Add this method as a script in your `pyproject.toml` file:

```toml
[tool.poetry.scripts]
seed = "video_search.main:seed"
search = "video_search.main:search"
```

After activating the virtual environment with `poetry shell`, you can now run your seed script via `poetry run seed`. You can inspect the generated embeddings in your local database by visiting the local Supabase dashboard at [localhost:54323](http://localhost:54323/project/default/editor).

## Perform a video search from a text query

With Supabase Vector, you can query your embeddings. You can use either a video clip as search input or alternatively, you can generate an embedding from a string input and use that as the query input:

```python
def search():
    # Initialize Supabase and Mixpeek clients
    supabase: Client = create_client(SUPABASE_URL, SUPABASE_KEY)
    mixpeek = Mixpeek(MIXPEEK_API_KEY)

    # Generate embedding for text query
    query_string = "a car chase scene"
    text_emb = mixpeek.embed.video(
        model_id="vuse-generic-v1",
        input=query_string,
        input_type="text"
    )

    # Query the collection
    results = supabase.rpc(
        'match_video_chunks',
        {
            'query_embedding': text_emb['embedding'],
            'match_threshold': 0.8,
            'match_count': 5
        }
    ).execute()

    # Display the results
    if results.data:
        for result in results.data:
            print(f"Matched chunk from {result['start_time']} to {result['end_time']} seconds")
            print(f"Video URL: {result['metadata']['video_url']}")
            print(f"Similarity: {result['similarity']}")
            print("---")
    else:
        print("No matching video chunks found")
```

This query will return the top 5 most similar video chunks from your database.

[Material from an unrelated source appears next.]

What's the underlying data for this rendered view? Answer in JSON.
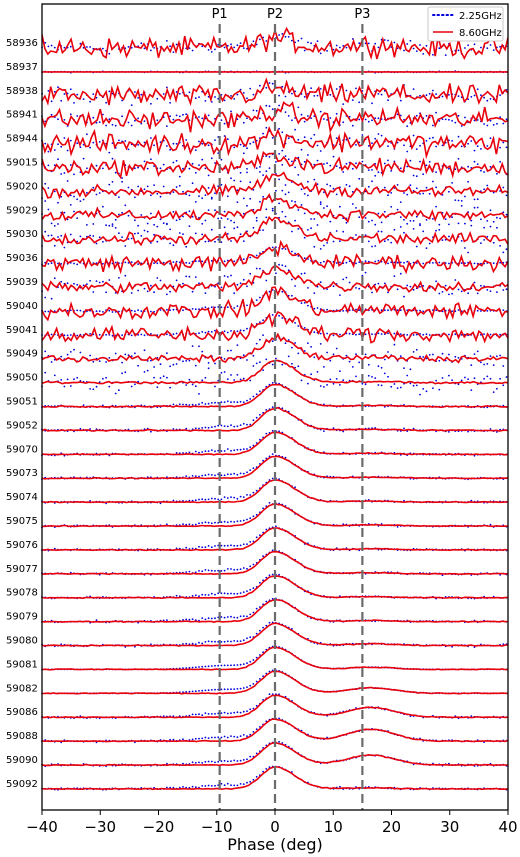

You can now test it out by running `poetry run search`, and you will be presented with the most relevant video chunks to the query "a car chase scene".

## Conclusion

With just a couple of Python scripts, you are able to implement video search as well as reverse video search using Mixpeek Embed and Supabase Vector. This approach allows for powerful semantic search capabilities that can be integrated into various applications, enabling you to search through video content using both text and video queries.